His name was so familiar coming from her mouth; just her saying it seemed to reveal some underlying structure to his mind, and out of that the memories surfaced. He now saw her walking beside him in that enclave in the Dinaric Alps of old Albania as he talked about dying, talked about escape. He remembered another escape – when they were children – from the suffocating care of their parents, out into a zero-asset area, and that glimpse of another world before the enforcers came for them and dragged them back. By groping for other such memories, he began establishing connections between the disparate parts of his mind. Finding only fragments caused a deep frustration, and made him push harder.
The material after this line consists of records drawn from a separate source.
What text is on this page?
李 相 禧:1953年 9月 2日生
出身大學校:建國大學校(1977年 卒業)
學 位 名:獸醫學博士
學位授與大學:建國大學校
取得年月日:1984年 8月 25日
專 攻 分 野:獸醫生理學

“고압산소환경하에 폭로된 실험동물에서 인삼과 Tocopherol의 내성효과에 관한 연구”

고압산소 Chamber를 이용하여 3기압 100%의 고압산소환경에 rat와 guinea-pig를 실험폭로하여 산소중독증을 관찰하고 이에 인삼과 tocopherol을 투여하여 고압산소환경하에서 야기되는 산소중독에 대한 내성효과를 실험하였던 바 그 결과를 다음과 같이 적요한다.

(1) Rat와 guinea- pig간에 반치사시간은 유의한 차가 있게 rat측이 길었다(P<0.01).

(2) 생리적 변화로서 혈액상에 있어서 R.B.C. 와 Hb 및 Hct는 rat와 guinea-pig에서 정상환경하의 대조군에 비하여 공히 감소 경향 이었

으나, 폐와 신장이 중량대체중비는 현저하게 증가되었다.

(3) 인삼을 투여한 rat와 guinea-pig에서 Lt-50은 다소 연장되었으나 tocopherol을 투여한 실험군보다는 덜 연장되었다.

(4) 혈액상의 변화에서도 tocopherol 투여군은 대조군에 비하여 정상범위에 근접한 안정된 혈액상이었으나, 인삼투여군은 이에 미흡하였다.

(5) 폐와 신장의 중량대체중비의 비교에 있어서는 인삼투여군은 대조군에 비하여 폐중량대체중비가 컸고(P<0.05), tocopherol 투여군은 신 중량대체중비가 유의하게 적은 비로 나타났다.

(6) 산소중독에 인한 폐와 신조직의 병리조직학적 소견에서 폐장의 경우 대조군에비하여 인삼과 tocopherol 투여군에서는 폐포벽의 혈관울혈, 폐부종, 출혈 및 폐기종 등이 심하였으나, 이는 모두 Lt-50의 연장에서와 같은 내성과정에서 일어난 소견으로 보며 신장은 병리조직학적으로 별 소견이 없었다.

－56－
A muggy day spent in the constant roar of a city arose in his mind. The triple-glazed window shut it out as his gaze slid to a large computer screen showing the exploded schematic of a fusion engine, which was assembling automatically, then shrinking down small and dropping into another schematic recognizable as that of a Mars Traveller. The woman sitting before the screen sat back, for a moment studied the wedding ring on her finger, smiled at it, then swung her chair round to face him.